From the poets—actually, from archaic English kept alive by the poets— we have an unusual word that well befits this late fall color palette.
The word ‘sear’ denotes much more than just a color—it conveys the physicality of it. There is a withering, a decay, in progress that could never be expressed by just saying ‘yellow’, or ‘brown’.
Only sear will do.
“November’s sky is chill and drear,
November’s leaf is red and sear.”
– Sir Walter Scott
“The melancholy days are come, the saddest of the year,
Of wailing winds, and naked woods, and meadows brown and sear.”
– William Cullen Bryant
‘Yet once more, O ye Laurels, and once more
Ye Myrtles brown, with Ivy never-sear,
I com to pluck your Berries harsh and crude,
And with forc’d fingers rude,
Shatter your leaves before the mellowing year.’
– John Milton, Lycidas
This term ‘sear’ usually brings to mind what we do to a steak. It is the browning of it, and the browning, crisping stage of a leaf that provides the common denominator. Sear (archaic ‘sere’, from where we also get ‘sorrel‘) can also mean withered.
(At the introduction of the word withered is where we abruptly stop thinking of steak…)
Although sear or sere as a term for color is now considered archaic, it beautifully describes this aging yellow of late November against slate gray skies and frosty rooftops.
I wanted to capture this color harmony in wool or stone. November was rapidly slipping away and I hadn’t yet chronicled November as a tangible ‘thing’. I have this goal–not always realized–to capture a day, moment, event by creating a tactile object that somehow grounds me to that moment in time. I wanted November to be much more than a passing blur on a calendar.

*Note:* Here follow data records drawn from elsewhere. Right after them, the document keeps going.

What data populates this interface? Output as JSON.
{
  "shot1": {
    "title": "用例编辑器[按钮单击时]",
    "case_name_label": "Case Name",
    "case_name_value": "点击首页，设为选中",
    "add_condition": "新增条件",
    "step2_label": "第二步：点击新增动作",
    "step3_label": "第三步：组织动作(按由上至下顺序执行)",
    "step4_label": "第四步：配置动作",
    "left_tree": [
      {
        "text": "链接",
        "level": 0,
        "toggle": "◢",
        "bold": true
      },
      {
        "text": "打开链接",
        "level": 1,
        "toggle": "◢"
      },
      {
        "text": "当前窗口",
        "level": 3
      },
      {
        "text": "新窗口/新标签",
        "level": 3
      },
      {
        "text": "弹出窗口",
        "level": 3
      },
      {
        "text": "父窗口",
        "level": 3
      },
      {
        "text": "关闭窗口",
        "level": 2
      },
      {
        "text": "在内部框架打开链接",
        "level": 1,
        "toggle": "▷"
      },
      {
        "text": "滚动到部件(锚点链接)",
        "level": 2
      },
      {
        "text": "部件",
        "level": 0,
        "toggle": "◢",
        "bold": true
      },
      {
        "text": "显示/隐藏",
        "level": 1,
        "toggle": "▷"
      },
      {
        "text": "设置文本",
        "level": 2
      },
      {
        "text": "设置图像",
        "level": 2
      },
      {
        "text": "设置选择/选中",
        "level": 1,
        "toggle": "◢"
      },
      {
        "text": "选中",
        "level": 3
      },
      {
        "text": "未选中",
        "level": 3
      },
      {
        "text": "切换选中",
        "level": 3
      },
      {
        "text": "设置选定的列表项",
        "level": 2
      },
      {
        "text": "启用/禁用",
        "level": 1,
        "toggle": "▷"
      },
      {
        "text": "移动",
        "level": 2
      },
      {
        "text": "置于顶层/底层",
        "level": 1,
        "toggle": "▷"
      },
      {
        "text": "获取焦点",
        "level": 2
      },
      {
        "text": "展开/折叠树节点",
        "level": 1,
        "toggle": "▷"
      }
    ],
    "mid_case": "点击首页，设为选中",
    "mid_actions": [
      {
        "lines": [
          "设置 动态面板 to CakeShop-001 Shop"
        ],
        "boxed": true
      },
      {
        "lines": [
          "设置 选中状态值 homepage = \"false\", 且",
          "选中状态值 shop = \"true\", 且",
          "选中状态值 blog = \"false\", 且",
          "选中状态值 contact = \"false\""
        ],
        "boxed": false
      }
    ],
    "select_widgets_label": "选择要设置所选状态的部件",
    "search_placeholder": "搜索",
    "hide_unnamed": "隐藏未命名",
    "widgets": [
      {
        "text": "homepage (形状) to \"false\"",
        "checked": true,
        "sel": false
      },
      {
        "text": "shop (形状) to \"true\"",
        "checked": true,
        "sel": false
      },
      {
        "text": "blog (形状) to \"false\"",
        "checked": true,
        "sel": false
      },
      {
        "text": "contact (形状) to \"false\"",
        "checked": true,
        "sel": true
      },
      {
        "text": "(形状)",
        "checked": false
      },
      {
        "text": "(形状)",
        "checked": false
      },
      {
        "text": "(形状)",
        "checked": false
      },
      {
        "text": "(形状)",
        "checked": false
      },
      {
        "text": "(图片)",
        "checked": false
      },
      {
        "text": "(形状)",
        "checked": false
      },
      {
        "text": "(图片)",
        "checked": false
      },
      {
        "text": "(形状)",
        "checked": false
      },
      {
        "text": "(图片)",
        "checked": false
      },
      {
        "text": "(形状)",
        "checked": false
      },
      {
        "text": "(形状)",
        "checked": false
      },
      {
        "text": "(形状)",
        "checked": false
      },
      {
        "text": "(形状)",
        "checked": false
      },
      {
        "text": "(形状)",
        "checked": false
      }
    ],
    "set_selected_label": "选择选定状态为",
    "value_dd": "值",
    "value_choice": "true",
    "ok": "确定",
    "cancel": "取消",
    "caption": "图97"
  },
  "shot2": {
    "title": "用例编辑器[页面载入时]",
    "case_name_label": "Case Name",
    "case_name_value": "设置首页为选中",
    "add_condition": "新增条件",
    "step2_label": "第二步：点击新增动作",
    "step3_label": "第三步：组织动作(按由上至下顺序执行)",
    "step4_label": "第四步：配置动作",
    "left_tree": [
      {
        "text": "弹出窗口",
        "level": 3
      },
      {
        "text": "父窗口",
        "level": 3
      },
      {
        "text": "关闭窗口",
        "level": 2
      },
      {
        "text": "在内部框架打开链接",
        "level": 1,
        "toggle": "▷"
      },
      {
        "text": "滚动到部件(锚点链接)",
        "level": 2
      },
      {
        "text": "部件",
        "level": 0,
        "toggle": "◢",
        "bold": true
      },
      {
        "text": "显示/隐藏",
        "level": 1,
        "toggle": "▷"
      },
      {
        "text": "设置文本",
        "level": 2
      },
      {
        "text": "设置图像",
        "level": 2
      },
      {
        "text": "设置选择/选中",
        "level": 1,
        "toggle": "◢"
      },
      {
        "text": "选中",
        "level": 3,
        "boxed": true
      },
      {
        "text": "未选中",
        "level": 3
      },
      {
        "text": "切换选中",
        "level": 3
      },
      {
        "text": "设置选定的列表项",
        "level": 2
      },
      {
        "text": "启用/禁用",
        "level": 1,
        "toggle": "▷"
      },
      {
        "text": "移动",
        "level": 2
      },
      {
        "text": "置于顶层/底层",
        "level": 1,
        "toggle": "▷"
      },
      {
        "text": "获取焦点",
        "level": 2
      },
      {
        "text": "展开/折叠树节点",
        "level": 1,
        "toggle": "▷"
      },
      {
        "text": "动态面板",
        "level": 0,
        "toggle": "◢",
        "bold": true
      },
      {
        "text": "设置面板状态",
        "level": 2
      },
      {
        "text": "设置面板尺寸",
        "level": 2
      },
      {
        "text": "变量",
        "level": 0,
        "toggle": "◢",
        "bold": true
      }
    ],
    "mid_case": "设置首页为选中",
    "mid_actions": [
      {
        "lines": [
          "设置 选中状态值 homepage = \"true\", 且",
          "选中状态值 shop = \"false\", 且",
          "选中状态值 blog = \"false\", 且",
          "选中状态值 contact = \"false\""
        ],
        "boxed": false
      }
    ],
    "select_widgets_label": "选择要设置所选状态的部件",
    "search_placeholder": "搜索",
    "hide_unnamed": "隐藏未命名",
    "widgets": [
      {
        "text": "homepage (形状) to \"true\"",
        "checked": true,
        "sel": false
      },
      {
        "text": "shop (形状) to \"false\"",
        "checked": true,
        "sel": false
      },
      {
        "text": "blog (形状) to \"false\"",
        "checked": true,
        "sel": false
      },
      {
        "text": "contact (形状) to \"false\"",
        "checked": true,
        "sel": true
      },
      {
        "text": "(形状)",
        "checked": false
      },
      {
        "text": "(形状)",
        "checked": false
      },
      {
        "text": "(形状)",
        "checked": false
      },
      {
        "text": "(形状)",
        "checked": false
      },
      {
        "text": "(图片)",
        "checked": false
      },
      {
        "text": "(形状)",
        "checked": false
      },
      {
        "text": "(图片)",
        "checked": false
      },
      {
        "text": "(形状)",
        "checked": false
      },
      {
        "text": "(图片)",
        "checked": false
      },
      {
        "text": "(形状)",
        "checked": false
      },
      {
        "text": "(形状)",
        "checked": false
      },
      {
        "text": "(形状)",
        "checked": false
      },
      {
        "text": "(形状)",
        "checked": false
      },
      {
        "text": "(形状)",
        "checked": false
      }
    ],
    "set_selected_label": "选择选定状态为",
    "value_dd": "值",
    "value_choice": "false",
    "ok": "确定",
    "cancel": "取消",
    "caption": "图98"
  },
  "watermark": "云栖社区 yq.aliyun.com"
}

“You think all existence lapses in as quiet a flow as that in which your youth has hitherto slid away….”
So said Mr. Rochester.
This particularly pleasing combination of shadow and light in the landscape dominated my color imagination. For one thing, my fourth floor windows stare out onto a neighborhood of slate gray rooftops punctuated by yellow leafed trees, so it has been part of my daily vision for some time.
Clearly, not just any yellow would do when one is attempting a Bronte mood for a warm and fuzzy object; when the desire is to capture…

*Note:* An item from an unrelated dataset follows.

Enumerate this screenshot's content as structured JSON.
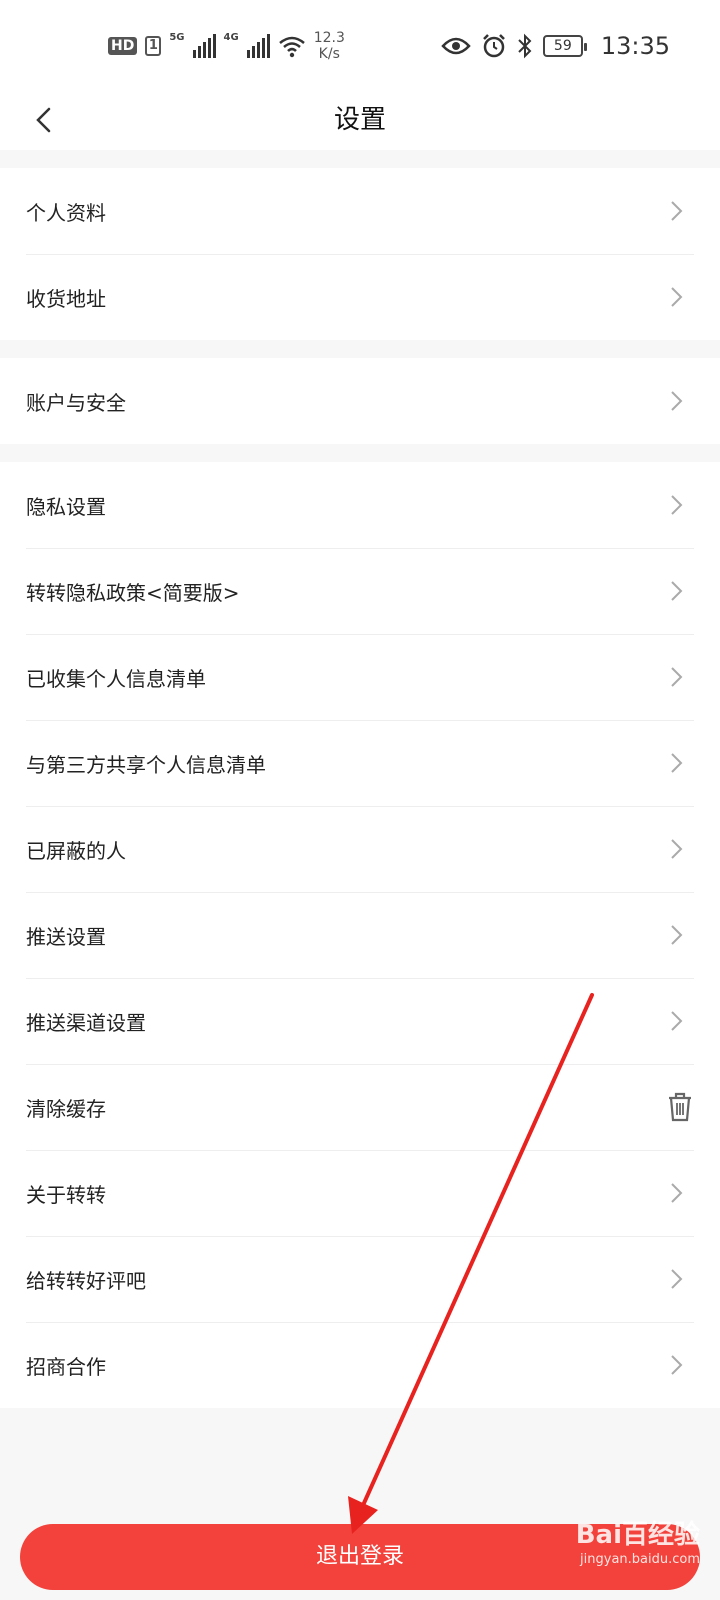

‘steely sky and slow shatter’d leaves.’
Nothing too sulfurous…nor mustardy…not buttery…no golden glow of gingko hues…maybe palest raw cornsilk…?
Then I saw it. A lovely heathered old gold wool, courtesy of Rowan. A contrasting ‘sky’ was found in rich charcoal (alpaca blend for softness) and before long I was happily creating the soft and steely grandeur of my November day.
‘We will now turn to a certain still, cold, cloudy afternoon about the commencement of December, when the first fall of snow lay thinly scattered over the blighted fields and frozen roads, or stored more thickly in the hollows of the deep cart-ruts and footsteps of men and horses impressed in the now petrified mire of last month’s drenching rains.’
‘I remember it well.’ Anne Bronte; Tenant of Wildfell Hall
As landscape and tempestuous weather fueled the imagination for the Bronte sisters, resulting in memorable characters placed in memorable scenes, I respond to my environment in different ways. As mentioned, I can be slightly obsessed with colors and textures–in beading, tapestry, and crochet. Thus my current landscape might not produce a novel, or a Mr. Rochester, a Heathcliff, or even an Arthur Huntingdon (thank goodness–no more Arthurs, please) ; but there is a good chance I will produce some handwarmers and a scarf. And if Mr. Rochester would let me, I would knit him a cardigan in shades of steely gray. Perhaps the incomparable Jane did so, and he loved her even more. If that is possible.
As for this November that has just passed? ‘I will remember it well.’